En dos semanas se iniciarán las negociaciones para la celebración de un tratado de libre comercio entre los Estados Unidos, Perú, Ecuador y Colombia. El Gobierno ha expuesto en múltiples ocasiones las razones que inspiran esa decisión: la necesidad de contar con un "motor" nuevo que haga sostenible el crecimiento económico, aumente el empleo, el bienestar social y reduzca la pobreza.

 

El examen de los progresos alcanzados por otros países que han seguido estrategias semejantes, sugiere que nos movemos en la dirección correcta; es necesario, además, asumir las implicaciones de tres factores de carácter estructural: el gasto público, que durante la década pasada explicó el 20% del magro crecimiento del periodo, tiene que reducirse para evitar una crisis fiscal; las exportaciones de petróleo, que son un tercio de las totales, están disminuyendo y podrían extinguirse pronto; sufrimos una deficiencia de ahorro doméstico que debe ser compensada con flujos mayores de inversión extranjera.

 

Por sólidas que estas consideraciones sean, el debate sobre la conveniencia de una mayor apertura económica permanecerá indefinidamente abierto.
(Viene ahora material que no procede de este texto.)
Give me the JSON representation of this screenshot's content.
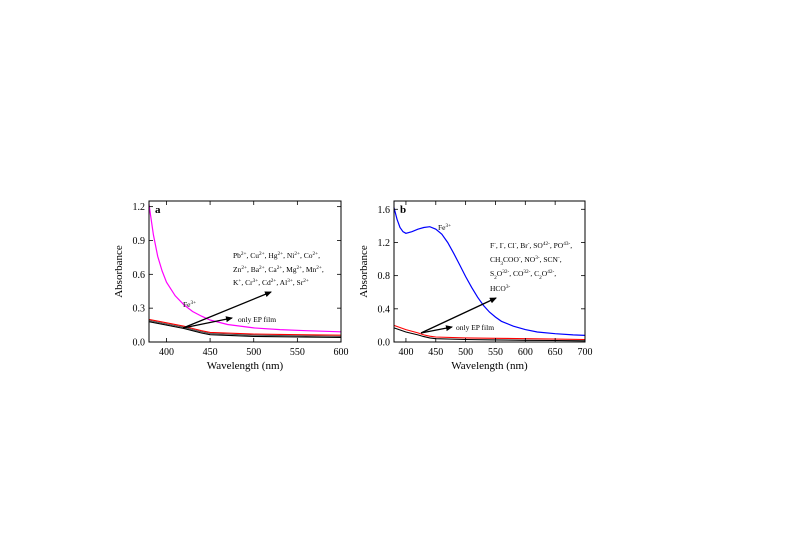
{
  "chart_data": [
    {
      "type": "line",
      "panel_label": "a",
      "xlabel": "Wavelength (nm)",
      "ylabel": "Absorbance",
      "xlim": [
        380,
        600
      ],
      "ylim": [
        0,
        1.25
      ],
      "xticks": [
        "400",
        "450",
        "500",
        "550",
        "600"
      ],
      "yticks": [
        "0.0",
        "0.3",
        "0.6",
        "0.9",
        "1.2"
      ],
      "grid": false,
      "legend": "none",
      "series": [
        {
          "name": "Fe3+",
          "color": "#ff00ff",
          "x": [
            380,
            385,
            390,
            395,
            400,
            410,
            420,
            430,
            440,
            450,
            470,
            500,
            530,
            560,
            600
          ],
          "y": [
            1.22,
            0.95,
            0.76,
            0.63,
            0.53,
            0.41,
            0.33,
            0.27,
            0.23,
            0.195,
            0.155,
            0.125,
            0.11,
            0.1,
            0.09
          ]
        },
        {
          "color": "#ff0000",
          "x": [
            380,
            400,
            420,
            430,
            440,
            450,
            500,
            550,
            600
          ],
          "y": [
            0.2,
            0.17,
            0.14,
            0.12,
            0.1,
            0.085,
            0.07,
            0.065,
            0.06
          ]
        },
        {
          "color": "#000000",
          "x": [
            380,
            400,
            420,
            430,
            440,
            450,
            500,
            550,
            600
          ],
          "y": [
            0.18,
            0.15,
            0.12,
            0.1,
            0.08,
            0.065,
            0.05,
            0.045,
            0.04
          ]
        },
        {
          "color": "#555555",
          "x": [
            380,
            400,
            420,
            430,
            440,
            450,
            500,
            550,
            600
          ],
          "y": [
            0.19,
            0.16,
            0.13,
            0.11,
            0.09,
            0.075,
            0.06,
            0.055,
            0.05
          ]
        }
      ],
      "annotations": {
        "fe_label": "Fe3+",
        "ep_label": "only EP film",
        "ion_lines": [
          "Pb2+, Cu2+, Hg2+, Ni2+, Co2+,",
          "Zn2+, Ba2+, Ca2+, Mg2+, Mn2+,",
          "K+, Cr3+, Cd2+, Al3+, Sr2+"
        ]
      }
    },
    {
      "type": "line",
      "panel_label": "b",
      "xlabel": "Wavelength (nm)",
      "ylabel": "Absorbance",
      "xlim": [
        380,
        700
      ],
      "ylim": [
        0,
        1.7
      ],
      "xticks": [
        "400",
        "450",
        "500",
        "550",
        "600",
        "650",
        "700"
      ],
      "yticks": [
        "0.0",
        "0.4",
        "0.8",
        "1.2",
        "1.6"
      ],
      "grid": false,
      "legend": "none",
      "series": [
        {
          "name": "Fe3+",
          "color": "#0000ff",
          "x": [
            380,
            385,
            390,
            395,
            400,
            410,
            420,
            430,
            440,
            450,
            460,
            470,
            480,
            490,
            500,
            510,
            520,
            530,
            540,
            550,
            560,
            580,
            600,
            620,
            650,
            680,
            700
          ],
          "y": [
            1.62,
            1.48,
            1.38,
            1.33,
            1.31,
            1.33,
            1.36,
            1.38,
            1.39,
            1.36,
            1.3,
            1.2,
            1.07,
            0.93,
            0.79,
            0.66,
            0.54,
            0.44,
            0.36,
            0.3,
            0.25,
            0.19,
            0.15,
            0.12,
            0.1,
            0.085,
            0.08
          ]
        },
        {
          "color": "#ff0000",
          "x": [
            380,
            400,
            420,
            430,
            440,
            450,
            500,
            550,
            600,
            650,
            700
          ],
          "y": [
            0.2,
            0.15,
            0.11,
            0.085,
            0.07,
            0.06,
            0.05,
            0.045,
            0.04,
            0.035,
            0.03
          ]
        },
        {
          "color": "#000000",
          "x": [
            380,
            400,
            420,
            430,
            440,
            450,
            500,
            550,
            600,
            650,
            700
          ],
          "y": [
            0.17,
            0.12,
            0.085,
            0.065,
            0.05,
            0.04,
            0.03,
            0.025,
            0.02,
            0.018,
            0.015
          ]
        }
      ],
      "annotations": {
        "fe_label": "Fe3+",
        "ep_label": "only EP film",
        "ion_lines": [
          "F-, I-, Cl-, Br-, SO42-, PO43-,",
          "CH3COO-, NO3-, SCN-,",
          "S2O32-, CO32-, C2O42-,",
          "HCO3-"
        ]
      }
    }
  ]
}
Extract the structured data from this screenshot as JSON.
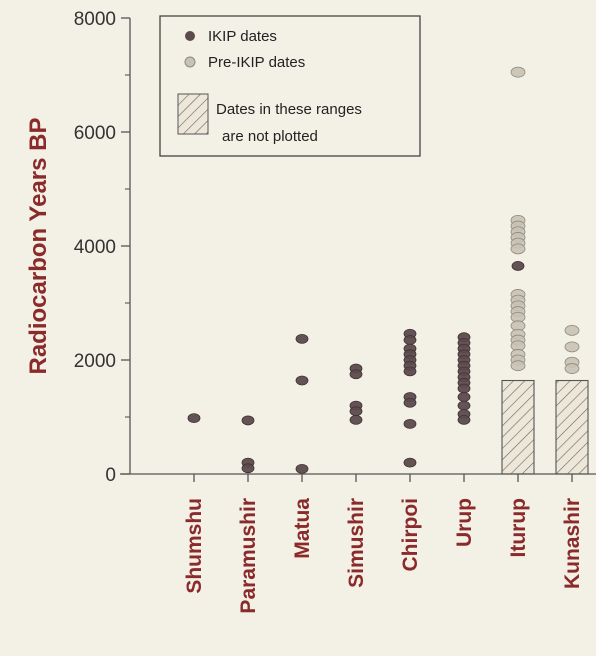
{
  "chart_data": {
    "type": "scatter",
    "title": "",
    "xlabel": "",
    "ylabel": "Radiocarbon Years BP",
    "ylim": [
      0,
      8000
    ],
    "yticks": [
      0,
      2000,
      4000,
      6000,
      8000
    ],
    "grid": false,
    "legend_position": "top-left",
    "categories": [
      "Shumshu",
      "Paramushir",
      "Matua",
      "Simushir",
      "Chirpoi",
      "Urup",
      "Iturup",
      "Kunashir"
    ],
    "series": [
      {
        "name": "IKIP dates",
        "color": "#5c4a4c",
        "points": [
          {
            "category": "Shumshu",
            "y": 980
          },
          {
            "category": "Paramushir",
            "y": 940
          },
          {
            "category": "Paramushir",
            "y": 200
          },
          {
            "category": "Paramushir",
            "y": 100
          },
          {
            "category": "Matua",
            "y": 2370
          },
          {
            "category": "Matua",
            "y": 1640
          },
          {
            "category": "Matua",
            "y": 90
          },
          {
            "category": "Simushir",
            "y": 1850
          },
          {
            "category": "Simushir",
            "y": 1750
          },
          {
            "category": "Simushir",
            "y": 1200
          },
          {
            "category": "Simushir",
            "y": 1100
          },
          {
            "category": "Simushir",
            "y": 950
          },
          {
            "category": "Chirpoi",
            "y": 2460
          },
          {
            "category": "Chirpoi",
            "y": 2350
          },
          {
            "category": "Chirpoi",
            "y": 2200
          },
          {
            "category": "Chirpoi",
            "y": 2100
          },
          {
            "category": "Chirpoi",
            "y": 2000
          },
          {
            "category": "Chirpoi",
            "y": 1900
          },
          {
            "category": "Chirpoi",
            "y": 1800
          },
          {
            "category": "Chirpoi",
            "y": 1350
          },
          {
            "category": "Chirpoi",
            "y": 1250
          },
          {
            "category": "Chirpoi",
            "y": 880
          },
          {
            "category": "Chirpoi",
            "y": 200
          },
          {
            "category": "Urup",
            "y": 2400
          },
          {
            "category": "Urup",
            "y": 2300
          },
          {
            "category": "Urup",
            "y": 2200
          },
          {
            "category": "Urup",
            "y": 2100
          },
          {
            "category": "Urup",
            "y": 2000
          },
          {
            "category": "Urup",
            "y": 1900
          },
          {
            "category": "Urup",
            "y": 1800
          },
          {
            "category": "Urup",
            "y": 1700
          },
          {
            "category": "Urup",
            "y": 1600
          },
          {
            "category": "Urup",
            "y": 1500
          },
          {
            "category": "Urup",
            "y": 1350
          },
          {
            "category": "Urup",
            "y": 1200
          },
          {
            "category": "Urup",
            "y": 1050
          },
          {
            "category": "Urup",
            "y": 950
          },
          {
            "category": "Iturup",
            "y": 3650
          }
        ]
      },
      {
        "name": "Pre-IKIP dates",
        "color": "#c8c2b4",
        "points": [
          {
            "category": "Iturup",
            "y": 7050
          },
          {
            "category": "Iturup",
            "y": 4450
          },
          {
            "category": "Iturup",
            "y": 4350
          },
          {
            "category": "Iturup",
            "y": 4250
          },
          {
            "category": "Iturup",
            "y": 4150
          },
          {
            "category": "Iturup",
            "y": 4050
          },
          {
            "category": "Iturup",
            "y": 3950
          },
          {
            "category": "Iturup",
            "y": 3150
          },
          {
            "category": "Iturup",
            "y": 3050
          },
          {
            "category": "Iturup",
            "y": 2950
          },
          {
            "category": "Iturup",
            "y": 2850
          },
          {
            "category": "Iturup",
            "y": 2750
          },
          {
            "category": "Iturup",
            "y": 2600
          },
          {
            "category": "Iturup",
            "y": 2450
          },
          {
            "category": "Iturup",
            "y": 2350
          },
          {
            "category": "Iturup",
            "y": 2250
          },
          {
            "category": "Iturup",
            "y": 2100
          },
          {
            "category": "Iturup",
            "y": 2000
          },
          {
            "category": "Iturup",
            "y": 1900
          },
          {
            "category": "Kunashir",
            "y": 2520
          },
          {
            "category": "Kunashir",
            "y": 2230
          },
          {
            "category": "Kunashir",
            "y": 1960
          },
          {
            "category": "Kunashir",
            "y": 1850
          }
        ]
      }
    ],
    "not_plotted_ranges": [
      {
        "category": "Iturup",
        "from": 0,
        "to": 1640
      },
      {
        "category": "Kunashir",
        "from": 0,
        "to": 1640
      }
    ],
    "legend": {
      "ikip_label": "IKIP dates",
      "pre_ikip_label": "Pre-IKIP dates",
      "not_plotted_line1": "Dates in these ranges",
      "not_plotted_line2": "are not plotted"
    }
  }
}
Tratándose de cuestiones políticas fundamentales no hay verdades incontrovertibles ni cabe la "cosa juzgada", aunque es preferible que las discusiones versen ahora más sobre cómo lograr un buen acuerdo. El equipo negociador, integrado por funcionarios de todos los ministerios, ha hecho la tarea de elaborar el "mapa" de la negociación -un catálogo completo de intereses ofensivos y defensivos- que está discutiendo con el sector privado y que el alto gobierno debe validar en fecha próxima. No obstante, es bueno recibir todos los comentarios que ayuden a fortalecer la posición nacional o a corregir el rumbo si fuere necesario. La confianza en el saber acumulado sobre las fortalezas y debilidades del sistema productivo, que se ha incrementado con el respaldo general a la negociación con MERCOSUR, no puede dar sustento a la arrogancia.

 

El Senado, a petición de su Presidente y con el beneplácito del Gobierno, ha constituido una comisión especial de seguimiento a la negociación con los Estados Unidos, que estará integrada por un grupo amplio de senadores de las distintas bancadas y regiones. Hay que pedir a la Cámara que proceda en el mismo sentido. Si bien es cierto que la conducción de las relaciones internacionales corresponde, de modo exclusivo, al Presidente de la República, es indispensable que el Congreso, que tiene la competencia para aprobar o no los tratados que éste celebre, participe activamente en el proceso. Para esto tiene a su disposición el instrumento poderoso del control político.

 

Lo anterior explica porque el Gobierno se opone a un proyecto de ley, presentado por el Senador Rodrigo Rivera y otros destacados congresistas, que inspirado en el loable propósito de darle juego al Parlamento en las negociaciones que recién comienzan, pretende restringir la autonomía del Presidente de la República en un ámbito que la Constitución le asigna por entero. El precedente sería gravísimo para futuros gobiernos, no sólo para el actual. Recuérdese que la Carta prohíbe a las cámaras "Inmiscuirse por medio de resoluciones o de leyes, en asuntos de competencia privativa de otras autoridades". Sin embargo, lo que no puede lograrse por la vía de una ley está abierto al escrutinio riguroso del Congreso y podría ser materia de un amplio acuerdo político en el que participen sectores de la oposición.

 

Esta previsto que las negociaciones terminen en Enero próximo. Que así ocurra depende de que todos los estados participantes estén satisfechos con los resultados. A la luz de experiencias recientes, tales como la de Centroamérica y Australia, cabe conjeturar que el tiempo es suficiente. Ya se verá.